La présidentielle haïtienne se dirigeait samedi vers une impasse alors qu'une proposition de recompter les voix du premier tour, censée sortir le pays de la crise, était contestée par plusieurs candidats et par des organisations non gouvernementales.

Six ONG haïtiennes jouant un rôle d'observateurs du scrutin ont estimé samedi que cette initiative, lancée par le Conseil électoral haïtien (CEP), ne répondait pas à l'urgence de la situation.

«Toute disposition de ce genre doit faire l'objet d'un dialogue, d'une concertation susceptible de déboucher sur un consensus suffisant, condition indispensable pour aboutir à des résultats acceptés par tous», affirment ces organisations, parmi lesquelles figure le Conseil national d'observation électorale, financé par l'Union européenne.

Elles estiment en outre que les vérifications ne peuvent concerner seulement les trois candidats à la présidentielle qui auraient recueilli le plus grand nombre de voix le 28 novembre.

«Toutes les contestations doivent être entendues aussi bien pour les législatives que pour les présidentielles», soulignent-elles dans un communiqué.

Le CEP a annoncé jeudi qu'il allait «enclencher une procédure d'urgence et exceptionnelle de vérification» des résultats des trois candidats en tête, après deux jours de manifestations post-électorales dénonçant des fraudes au profit du candidat du pouvoir, Jude Célestin.

Mais cette solution ne satisfait aucun des adversaires de M. Célestin, un proche du président sortant René Préval.

Michel Martelly, chanteur populaire arrivé en troisième position, et par conséquent évincé du deuxième tour, a dénoncé vendredi une manipulation.

«Nous avons un gros problème avec le recomptage des voix dans la mesure où pas moins de 3000 procès-verbaux frauduleux ont été ajoutés», a-t-il déclaré dans un entretien avec l'AFP. «Cela a été fait sur instruction du président Préval pour que M. Célestin l'emporte.
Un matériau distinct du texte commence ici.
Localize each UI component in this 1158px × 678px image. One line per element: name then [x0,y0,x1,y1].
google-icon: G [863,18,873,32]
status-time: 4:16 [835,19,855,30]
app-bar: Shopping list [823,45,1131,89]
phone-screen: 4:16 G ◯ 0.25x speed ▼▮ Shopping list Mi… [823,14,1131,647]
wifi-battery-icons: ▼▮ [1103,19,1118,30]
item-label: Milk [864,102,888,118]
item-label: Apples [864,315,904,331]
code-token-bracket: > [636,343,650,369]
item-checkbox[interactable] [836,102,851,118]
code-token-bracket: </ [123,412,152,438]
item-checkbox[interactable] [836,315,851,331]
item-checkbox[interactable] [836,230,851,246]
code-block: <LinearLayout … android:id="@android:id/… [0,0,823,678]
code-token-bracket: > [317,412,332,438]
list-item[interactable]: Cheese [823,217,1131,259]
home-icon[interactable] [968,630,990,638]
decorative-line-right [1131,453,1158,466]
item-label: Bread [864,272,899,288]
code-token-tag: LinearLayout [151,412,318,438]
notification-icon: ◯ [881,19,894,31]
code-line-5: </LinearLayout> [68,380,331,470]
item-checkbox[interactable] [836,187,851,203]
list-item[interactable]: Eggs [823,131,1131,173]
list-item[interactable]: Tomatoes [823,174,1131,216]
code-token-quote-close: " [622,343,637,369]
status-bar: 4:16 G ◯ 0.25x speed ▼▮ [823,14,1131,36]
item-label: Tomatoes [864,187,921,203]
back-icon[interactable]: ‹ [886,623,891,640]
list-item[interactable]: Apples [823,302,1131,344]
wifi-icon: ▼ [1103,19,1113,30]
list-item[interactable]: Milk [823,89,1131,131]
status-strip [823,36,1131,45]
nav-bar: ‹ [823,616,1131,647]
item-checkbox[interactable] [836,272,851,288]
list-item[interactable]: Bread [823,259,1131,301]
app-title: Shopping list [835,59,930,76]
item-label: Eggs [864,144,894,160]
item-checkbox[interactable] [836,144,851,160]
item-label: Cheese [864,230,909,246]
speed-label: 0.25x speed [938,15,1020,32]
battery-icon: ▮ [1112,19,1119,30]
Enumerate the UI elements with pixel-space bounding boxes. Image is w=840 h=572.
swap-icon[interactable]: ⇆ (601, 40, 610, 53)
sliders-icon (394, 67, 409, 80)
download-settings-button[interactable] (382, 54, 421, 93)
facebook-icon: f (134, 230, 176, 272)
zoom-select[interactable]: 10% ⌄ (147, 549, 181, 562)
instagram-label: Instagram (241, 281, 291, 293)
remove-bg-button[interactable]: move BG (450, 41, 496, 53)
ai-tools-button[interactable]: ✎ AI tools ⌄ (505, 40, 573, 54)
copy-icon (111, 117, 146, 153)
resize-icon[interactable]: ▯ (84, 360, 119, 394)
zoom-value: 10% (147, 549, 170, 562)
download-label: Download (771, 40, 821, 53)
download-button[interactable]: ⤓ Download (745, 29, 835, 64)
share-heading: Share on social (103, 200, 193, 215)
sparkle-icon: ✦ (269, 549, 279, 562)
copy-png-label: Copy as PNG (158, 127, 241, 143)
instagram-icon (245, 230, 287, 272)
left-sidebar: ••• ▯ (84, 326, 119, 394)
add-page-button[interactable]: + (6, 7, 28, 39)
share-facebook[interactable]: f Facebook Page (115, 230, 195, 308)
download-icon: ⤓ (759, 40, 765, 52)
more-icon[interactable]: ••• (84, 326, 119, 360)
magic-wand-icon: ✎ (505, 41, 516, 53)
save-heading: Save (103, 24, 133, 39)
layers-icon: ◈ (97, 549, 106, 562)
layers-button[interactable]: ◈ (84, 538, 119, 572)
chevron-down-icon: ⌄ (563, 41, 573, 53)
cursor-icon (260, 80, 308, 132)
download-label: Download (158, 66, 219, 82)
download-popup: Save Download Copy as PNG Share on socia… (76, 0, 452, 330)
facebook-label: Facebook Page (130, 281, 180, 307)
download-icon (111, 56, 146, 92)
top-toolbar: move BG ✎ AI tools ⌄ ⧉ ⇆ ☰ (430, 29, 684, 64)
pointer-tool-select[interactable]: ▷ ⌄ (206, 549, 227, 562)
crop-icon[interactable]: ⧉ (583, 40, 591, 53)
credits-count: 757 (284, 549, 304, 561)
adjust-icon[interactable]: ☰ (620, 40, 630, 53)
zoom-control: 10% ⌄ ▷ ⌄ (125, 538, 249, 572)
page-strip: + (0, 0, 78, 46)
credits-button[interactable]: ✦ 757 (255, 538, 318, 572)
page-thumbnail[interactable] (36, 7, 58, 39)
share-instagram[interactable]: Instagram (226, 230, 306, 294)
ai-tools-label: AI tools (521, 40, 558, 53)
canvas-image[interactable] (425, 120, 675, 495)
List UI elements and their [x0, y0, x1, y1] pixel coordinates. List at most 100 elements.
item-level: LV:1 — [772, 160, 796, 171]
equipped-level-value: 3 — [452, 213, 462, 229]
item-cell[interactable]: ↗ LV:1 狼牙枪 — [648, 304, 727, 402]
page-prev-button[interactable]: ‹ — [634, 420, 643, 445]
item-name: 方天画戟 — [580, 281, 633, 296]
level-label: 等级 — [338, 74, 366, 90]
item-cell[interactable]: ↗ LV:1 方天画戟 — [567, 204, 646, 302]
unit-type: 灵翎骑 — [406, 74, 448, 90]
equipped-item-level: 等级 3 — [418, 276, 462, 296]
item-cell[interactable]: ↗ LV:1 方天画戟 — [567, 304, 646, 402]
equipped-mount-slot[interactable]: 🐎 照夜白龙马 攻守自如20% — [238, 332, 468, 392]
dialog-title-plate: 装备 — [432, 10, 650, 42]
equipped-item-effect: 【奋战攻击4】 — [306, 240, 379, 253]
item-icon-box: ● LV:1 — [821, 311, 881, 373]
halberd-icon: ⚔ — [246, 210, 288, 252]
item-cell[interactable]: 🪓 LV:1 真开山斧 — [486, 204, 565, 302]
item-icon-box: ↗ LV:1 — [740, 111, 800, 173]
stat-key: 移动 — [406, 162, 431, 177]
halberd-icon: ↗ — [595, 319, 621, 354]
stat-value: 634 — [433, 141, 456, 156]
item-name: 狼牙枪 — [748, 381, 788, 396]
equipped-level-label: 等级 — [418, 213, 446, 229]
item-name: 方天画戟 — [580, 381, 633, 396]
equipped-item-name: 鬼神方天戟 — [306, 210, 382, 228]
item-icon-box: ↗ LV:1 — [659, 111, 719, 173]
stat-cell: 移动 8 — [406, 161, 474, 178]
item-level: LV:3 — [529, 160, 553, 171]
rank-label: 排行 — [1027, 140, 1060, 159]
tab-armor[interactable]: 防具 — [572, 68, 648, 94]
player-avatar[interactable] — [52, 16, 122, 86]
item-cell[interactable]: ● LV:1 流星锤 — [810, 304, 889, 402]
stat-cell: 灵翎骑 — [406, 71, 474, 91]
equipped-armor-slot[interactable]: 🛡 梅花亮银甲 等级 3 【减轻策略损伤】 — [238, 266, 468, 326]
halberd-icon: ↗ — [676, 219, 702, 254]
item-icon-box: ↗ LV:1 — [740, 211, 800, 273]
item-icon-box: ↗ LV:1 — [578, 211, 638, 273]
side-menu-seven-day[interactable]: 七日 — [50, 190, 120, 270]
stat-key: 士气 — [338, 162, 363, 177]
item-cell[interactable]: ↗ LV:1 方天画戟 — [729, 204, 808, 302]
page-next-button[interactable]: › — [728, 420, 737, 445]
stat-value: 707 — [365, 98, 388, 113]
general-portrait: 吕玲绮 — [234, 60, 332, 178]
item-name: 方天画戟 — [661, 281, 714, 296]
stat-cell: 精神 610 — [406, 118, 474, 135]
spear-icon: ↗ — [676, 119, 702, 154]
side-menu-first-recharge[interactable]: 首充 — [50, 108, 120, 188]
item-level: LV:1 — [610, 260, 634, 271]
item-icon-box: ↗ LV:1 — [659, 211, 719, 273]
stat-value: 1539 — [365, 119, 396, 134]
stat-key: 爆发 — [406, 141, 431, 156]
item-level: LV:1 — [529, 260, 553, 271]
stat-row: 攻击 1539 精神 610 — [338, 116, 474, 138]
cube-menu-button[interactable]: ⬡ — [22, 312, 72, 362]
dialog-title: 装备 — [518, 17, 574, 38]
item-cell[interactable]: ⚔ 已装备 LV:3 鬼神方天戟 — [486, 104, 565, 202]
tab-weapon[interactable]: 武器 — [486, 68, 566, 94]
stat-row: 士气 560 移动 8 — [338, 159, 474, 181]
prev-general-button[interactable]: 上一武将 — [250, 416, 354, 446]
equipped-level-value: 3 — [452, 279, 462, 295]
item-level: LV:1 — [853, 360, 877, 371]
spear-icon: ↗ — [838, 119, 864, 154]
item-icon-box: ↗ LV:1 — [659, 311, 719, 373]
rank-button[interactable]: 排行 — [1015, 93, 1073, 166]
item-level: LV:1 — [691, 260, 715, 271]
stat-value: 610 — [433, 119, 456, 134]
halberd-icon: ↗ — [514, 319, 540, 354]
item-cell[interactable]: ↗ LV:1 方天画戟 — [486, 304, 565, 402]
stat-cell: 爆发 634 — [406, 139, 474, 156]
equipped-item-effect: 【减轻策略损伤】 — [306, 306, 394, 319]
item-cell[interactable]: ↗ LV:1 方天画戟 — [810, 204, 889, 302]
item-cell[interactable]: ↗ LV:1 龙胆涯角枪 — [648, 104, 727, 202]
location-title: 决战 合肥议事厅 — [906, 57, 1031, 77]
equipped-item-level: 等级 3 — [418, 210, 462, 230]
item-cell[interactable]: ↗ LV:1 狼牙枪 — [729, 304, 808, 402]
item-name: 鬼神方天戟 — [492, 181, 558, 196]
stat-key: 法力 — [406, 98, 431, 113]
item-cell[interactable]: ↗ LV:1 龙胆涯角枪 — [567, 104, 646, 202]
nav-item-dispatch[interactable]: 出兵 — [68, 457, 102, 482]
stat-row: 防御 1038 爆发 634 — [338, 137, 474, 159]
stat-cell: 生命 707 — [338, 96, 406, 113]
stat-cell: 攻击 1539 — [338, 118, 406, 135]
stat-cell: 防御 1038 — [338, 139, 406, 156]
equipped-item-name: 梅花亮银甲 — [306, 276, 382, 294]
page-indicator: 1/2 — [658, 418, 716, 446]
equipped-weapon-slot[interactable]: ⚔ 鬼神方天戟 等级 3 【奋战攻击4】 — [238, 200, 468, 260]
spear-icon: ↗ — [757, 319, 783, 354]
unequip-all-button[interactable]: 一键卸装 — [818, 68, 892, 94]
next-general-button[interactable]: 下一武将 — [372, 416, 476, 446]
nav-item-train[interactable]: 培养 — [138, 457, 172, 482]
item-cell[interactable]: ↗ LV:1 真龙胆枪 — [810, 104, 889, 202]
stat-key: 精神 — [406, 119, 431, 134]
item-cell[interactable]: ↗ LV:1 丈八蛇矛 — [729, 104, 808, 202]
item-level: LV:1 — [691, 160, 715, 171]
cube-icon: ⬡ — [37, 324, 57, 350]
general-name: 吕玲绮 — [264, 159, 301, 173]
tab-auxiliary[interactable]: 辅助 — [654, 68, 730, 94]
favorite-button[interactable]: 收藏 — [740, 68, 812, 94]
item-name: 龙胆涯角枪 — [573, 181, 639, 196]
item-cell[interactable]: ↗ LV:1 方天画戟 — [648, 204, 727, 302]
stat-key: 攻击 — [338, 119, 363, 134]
Il essaye d'installer son homme à la tête du pouvoir», a affirmé M. Martelly.

«Je ne veux pas faire partie de ça», a déclaré M. Martelly. «Ils ont organisé la fraude et je suis convaincu qu'ils sont prêts à tout pour rester au pouvoir. C'est un piège», a-t-il lâché.

Vendredi soir, la candidate arrivée en tête du premier tour, Mirlande Manigat, a enfoncé le clou en annonçant qu'elle ne voulait plus d'un nouveau comptage des voix, le CEP n'ayant indiqué «ni la date ni l'heure d'une éventuelle invitation des intéressés, ni surtout la procédure envisagée pour une telle opération».

Elle a toutefois indiqué dans un communiqué qu'elle «demeure ouverte à toute initiative pouvant favoriser un dénouement de la crise».

Les résultats définitifs du premier tour doivent être annoncés le 20 décembre et le deuxième tour doit être organisé le 16 janvier.

La publication mardi des résultats du premier tour avait provoqué la colère des partisans de M. Martelly et de violentes manifestations ont fait plusieurs morts.

La situation était plus calme samedi matin dans les rues de Port-au-Prince, où banques, supermarchés et stations-service, fermés depuis mardi, ont rouvert, provoquant de longue files d'attente et des embouteillages.

Cette crise politique intervient au moment où le pays, exsangue après le séisme du 12 janvier qui a fait 250 000 morts, se débat avec une épidémie de choléra qui a tué 2193 personnes depuis la mi-octobre.

Les Haïtiens devaient recevoir ce week-end la visite de la figure de proue des ultra-conservateurs américains, Sarah Palin, qui souhaite constater sur place les besoins du pays.